Nevertheless, it looks like the label was deprecated five years ago. So it should be removed IMO.
Correction - Add-on Manager deprecated its use of the label, but it did not necessarily deprecate the label itself. Other processes may still be using it. Specifically, kubectl
still uses it in kubectl cluster-info
, but only for Services IIUC.
So, at least for the Service, it seems it is still used.
I don't know if the label is still actively used elsewhere.

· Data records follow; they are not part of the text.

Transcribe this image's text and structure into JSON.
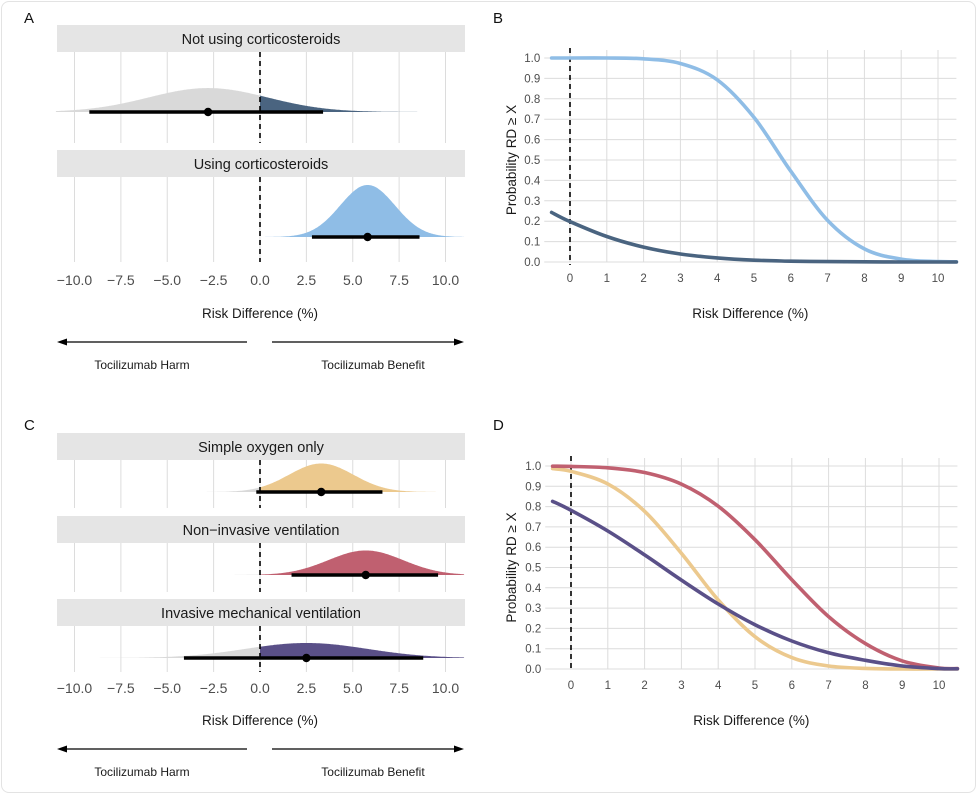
{
  "chart_data": [
    {
      "panel": "A",
      "type": "density-interval",
      "xlabel": "Risk Difference (%)",
      "xlim": [
        -11,
        11
      ],
      "xticks": [
        -10,
        -7.5,
        -5,
        -2.5,
        0,
        2.5,
        5,
        7.5,
        10
      ],
      "xtick_labels": [
        "−10.0",
        "−7.5",
        "−5.0",
        "−2.5",
        "0.0",
        "2.5",
        "5.0",
        "7.5",
        "10.0"
      ],
      "reference_line": 0,
      "harm_label": "Tocilizumab Harm",
      "benefit_label": "Tocilizumab Benefit",
      "facets": [
        {
          "label": "Not using corticosteroids",
          "point": -2.8,
          "interval": [
            -9.2,
            3.4
          ],
          "color": "#4a6480",
          "below_zero_color": "#d9d9d9"
        },
        {
          "label": "Using corticosteroids",
          "point": 5.8,
          "interval": [
            2.8,
            8.6
          ],
          "color": "#8fbde6",
          "below_zero_color": "#8fbde6"
        }
      ]
    },
    {
      "panel": "B",
      "type": "line",
      "xlabel": "Risk Difference (%)",
      "ylabel": "Probability RD ≥ X",
      "xlim": [
        -0.7,
        10.5
      ],
      "ylim": [
        0,
        1
      ],
      "xticks": [
        0,
        1,
        2,
        3,
        4,
        5,
        6,
        7,
        8,
        9,
        10
      ],
      "yticks": [
        0.0,
        0.1,
        0.2,
        0.3,
        0.4,
        0.5,
        0.6,
        0.7,
        0.8,
        0.9,
        1.0
      ],
      "grid": true,
      "reference_line": 0,
      "x": [
        -0.5,
        0,
        1,
        2,
        3,
        4,
        5,
        6,
        7,
        8,
        9,
        10,
        10.5
      ],
      "series": [
        {
          "color": "#8fbde6",
          "values": [
            1.0,
            1.0,
            1.0,
            0.996,
            0.973,
            0.893,
            0.709,
            0.445,
            0.204,
            0.064,
            0.014,
            0.002,
            0.001
          ]
        },
        {
          "color": "#4a6480",
          "values": [
            0.243,
            0.198,
            0.125,
            0.073,
            0.039,
            0.02,
            0.009,
            0.004,
            0.002,
            0.001,
            0.0,
            0.0,
            0.0
          ]
        }
      ]
    },
    {
      "panel": "C",
      "type": "density-interval",
      "xlabel": "Risk Difference (%)",
      "xlim": [
        -11,
        11
      ],
      "xticks": [
        -10,
        -7.5,
        -5,
        -2.5,
        0,
        2.5,
        5,
        7.5,
        10
      ],
      "xtick_labels": [
        "−10.0",
        "−7.5",
        "−5.0",
        "−2.5",
        "0.0",
        "2.5",
        "5.0",
        "7.5",
        "10.0"
      ],
      "reference_line": 0,
      "harm_label": "Tocilizumab Harm",
      "benefit_label": "Tocilizumab Benefit",
      "facets": [
        {
          "label": "Simple oxygen only",
          "point": 3.3,
          "interval": [
            -0.2,
            6.6
          ],
          "color": "#ecc98e",
          "below_zero_color": "#d9d9d9"
        },
        {
          "label": "Non−invasive ventilation",
          "point": 5.7,
          "interval": [
            1.7,
            9.6
          ],
          "color": "#c06070",
          "below_zero_color": "#d9d9d9"
        },
        {
          "label": "Invasive mechanical ventilation",
          "point": 2.5,
          "interval": [
            -4.1,
            8.8
          ],
          "color": "#5a5088",
          "below_zero_color": "#d9d9d9"
        }
      ]
    },
    {
      "panel": "D",
      "type": "line",
      "xlabel": "Risk Difference (%)",
      "ylabel": "Probability RD ≥ X",
      "xlim": [
        -0.7,
        10.5
      ],
      "ylim": [
        0,
        1
      ],
      "xticks": [
        0,
        1,
        2,
        3,
        4,
        5,
        6,
        7,
        8,
        9,
        10
      ],
      "yticks": [
        0.0,
        0.1,
        0.2,
        0.3,
        0.4,
        0.5,
        0.6,
        0.7,
        0.8,
        0.9,
        1.0
      ],
      "grid": true,
      "reference_line": 0,
      "x": [
        -0.5,
        0,
        1,
        2,
        3,
        4,
        5,
        6,
        7,
        8,
        9,
        10,
        10.5
      ],
      "series": [
        {
          "color": "#ecc98e",
          "values": [
            0.987,
            0.974,
            0.912,
            0.777,
            0.57,
            0.34,
            0.159,
            0.056,
            0.015,
            0.003,
            0.0,
            0.0,
            0.0
          ]
        },
        {
          "color": "#c06070",
          "values": [
            0.999,
            0.998,
            0.991,
            0.968,
            0.911,
            0.802,
            0.637,
            0.44,
            0.258,
            0.125,
            0.04,
            0.005,
            0.002
          ]
        },
        {
          "color": "#5a5088",
          "values": [
            0.826,
            0.782,
            0.68,
            0.562,
            0.438,
            0.32,
            0.218,
            0.138,
            0.08,
            0.043,
            0.015,
            0.002,
            0.001
          ]
        }
      ]
    }
  ]
}
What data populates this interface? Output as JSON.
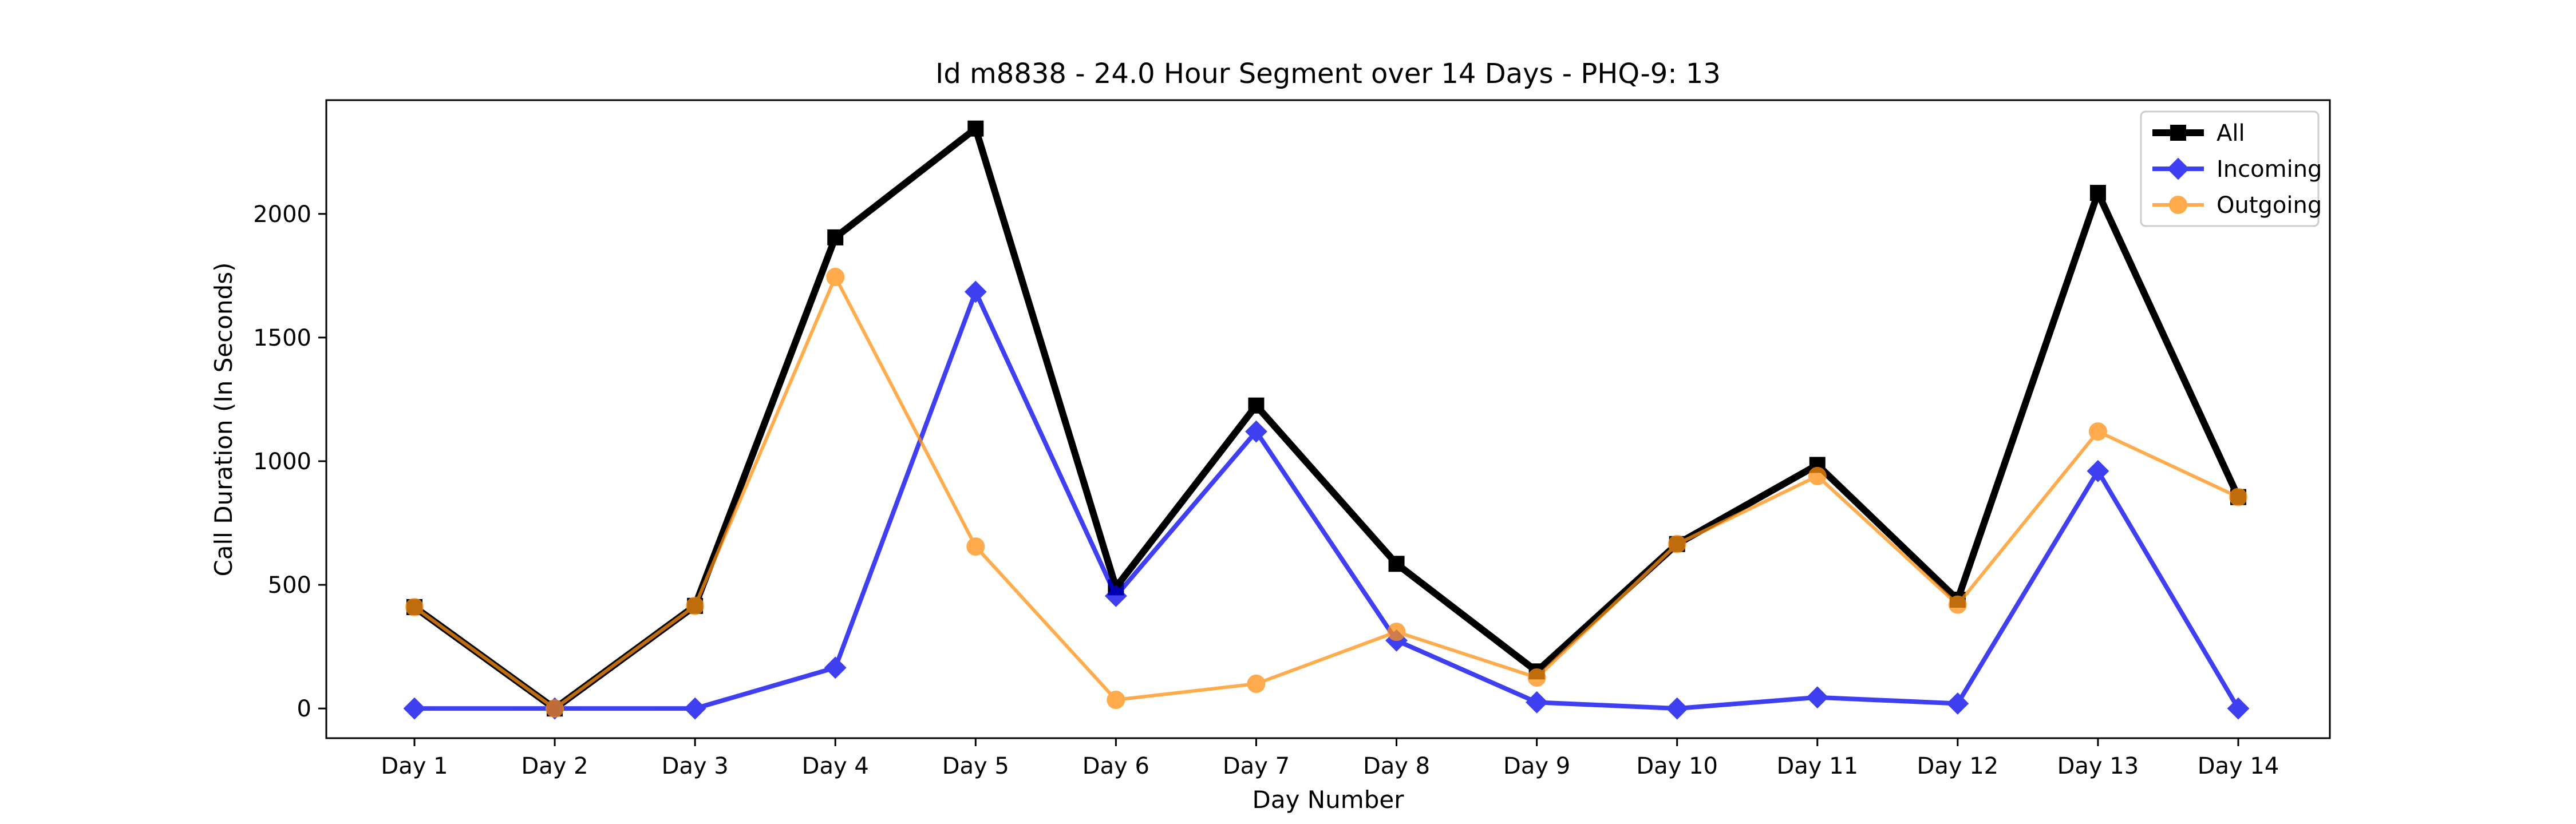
{
  "chart_data": {
    "type": "line",
    "title": "Id m8838 - 24.0 Hour Segment over 14 Days - PHQ-9: 13",
    "xlabel": "Day Number",
    "ylabel": "Call Duration (In Seconds)",
    "categories": [
      "Day 1",
      "Day 2",
      "Day 3",
      "Day 4",
      "Day 5",
      "Day 6",
      "Day 7",
      "Day 8",
      "Day 9",
      "Day 10",
      "Day 11",
      "Day 12",
      "Day 13",
      "Day 14"
    ],
    "ylim": [
      -120,
      2460
    ],
    "yticks": [
      0,
      500,
      1000,
      1500,
      2000
    ],
    "grid": false,
    "legend_position": "top-right",
    "series": [
      {
        "name": "All",
        "color": "#000000",
        "marker": "square",
        "values": [
          410,
          0,
          415,
          1905,
          2345,
          490,
          1225,
          585,
          150,
          665,
          985,
          440,
          2085,
          855
        ]
      },
      {
        "name": "Incoming",
        "color": "#0000ee",
        "marker": "diamond",
        "values": [
          0,
          0,
          0,
          165,
          1685,
          455,
          1120,
          275,
          25,
          0,
          45,
          20,
          960,
          0
        ]
      },
      {
        "name": "Outgoing",
        "color": "#ff9012",
        "marker": "circle",
        "values": [
          410,
          0,
          415,
          1745,
          655,
          35,
          100,
          310,
          125,
          665,
          940,
          420,
          1120,
          855
        ]
      }
    ]
  }
}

@chrisohaver found a workaround with kustomized-helm
Reference: https://github.com/argoproj/argo-cd/issues/6958#issuecomment-918469031
argocd-cm
apiVersion: v1
kind: ConfigMap
metadata:
name: argocd-cm
data:
configManagementPlugins: |-
- name: kustomized-helm
init:
command: ["sh", "-c"]
args: ["helm repo add ${helm_dependency_name} ${helm_dependency_repo} && helm dependency update ${helm_base}"]
generate:
command: ["sh", "-c"]
args: ["helm template ${helm_dependency_name} ${helm_base} ${helm_args} > ${helm_base}/all.yaml && kustomize build"]
application.yaml
apiVersion: argoproj.io/v1alpha1
kind: Application
metadata:
name: coredns
namespace: argocd
spec:
source:
repoURL: {{ .Values.repoURL }}
targetRevision: main
path: applications/coredns
plugin:
name: kustomized-helm
env:
- name: helm_args
value: -n kube-system -f base/values.yaml
- name: helm_dependency_name
value: coredns
- name: helm_dependency_repo
value: https://coredns.github.io/helm
- name: helm_base
value: base
destination:
name: {{ .Values.destinationName }}
namespace: kube-system
applications/coredns/base/Chart.yaml
apiVersion: v2
name: coredns
version: 0.0.1
dependencies:
- name: coredns
version: 1.16.3
repository: https://coredns.github.io/helm
applications/coredns/overlays/remove-label.yaml
- op: remove
path: "/metadata/labels/kubernetes.io~1cluster-service"
applications/coredns/kustomization.yaml
kind: Kustomization
bases:
- base/all.yaml
patchesJson6902:
- target:
version: v1
kind: ConfigMap
name: coredns-coredns
path: overlays/remove-label.yaml
- target:
version: v1
kind: Deployment
name: coredns-coredns
path: overlays/remove-label.yaml
- target:
version: v1
kind: Service
name: coredns-coredns
path: overlays/remove-label.yaml
- target:
version: v1
kind: ConfigMap
name: coredns-coredns-autoscaler
path: overlays/remove-label.yaml
- target:
version: v1
kind: Deployment
name: coredns-coredns-autoscaler
path: overlays/remove-label.yaml
namespace: kube-system
@rwong2888, Cool. Thanks for following up with the detailed workaround! I appreciate it!
No problem @chrisohaver . Took a while to figure it out. Hopefully, no one else runs into this issue.
I tried deploying this helm chart without modifying any values.yaml and it deletes itself. I am not able to differentiate what is different between live and what's in git, but I have determined that configmap, service, and deployment each triggers the issue.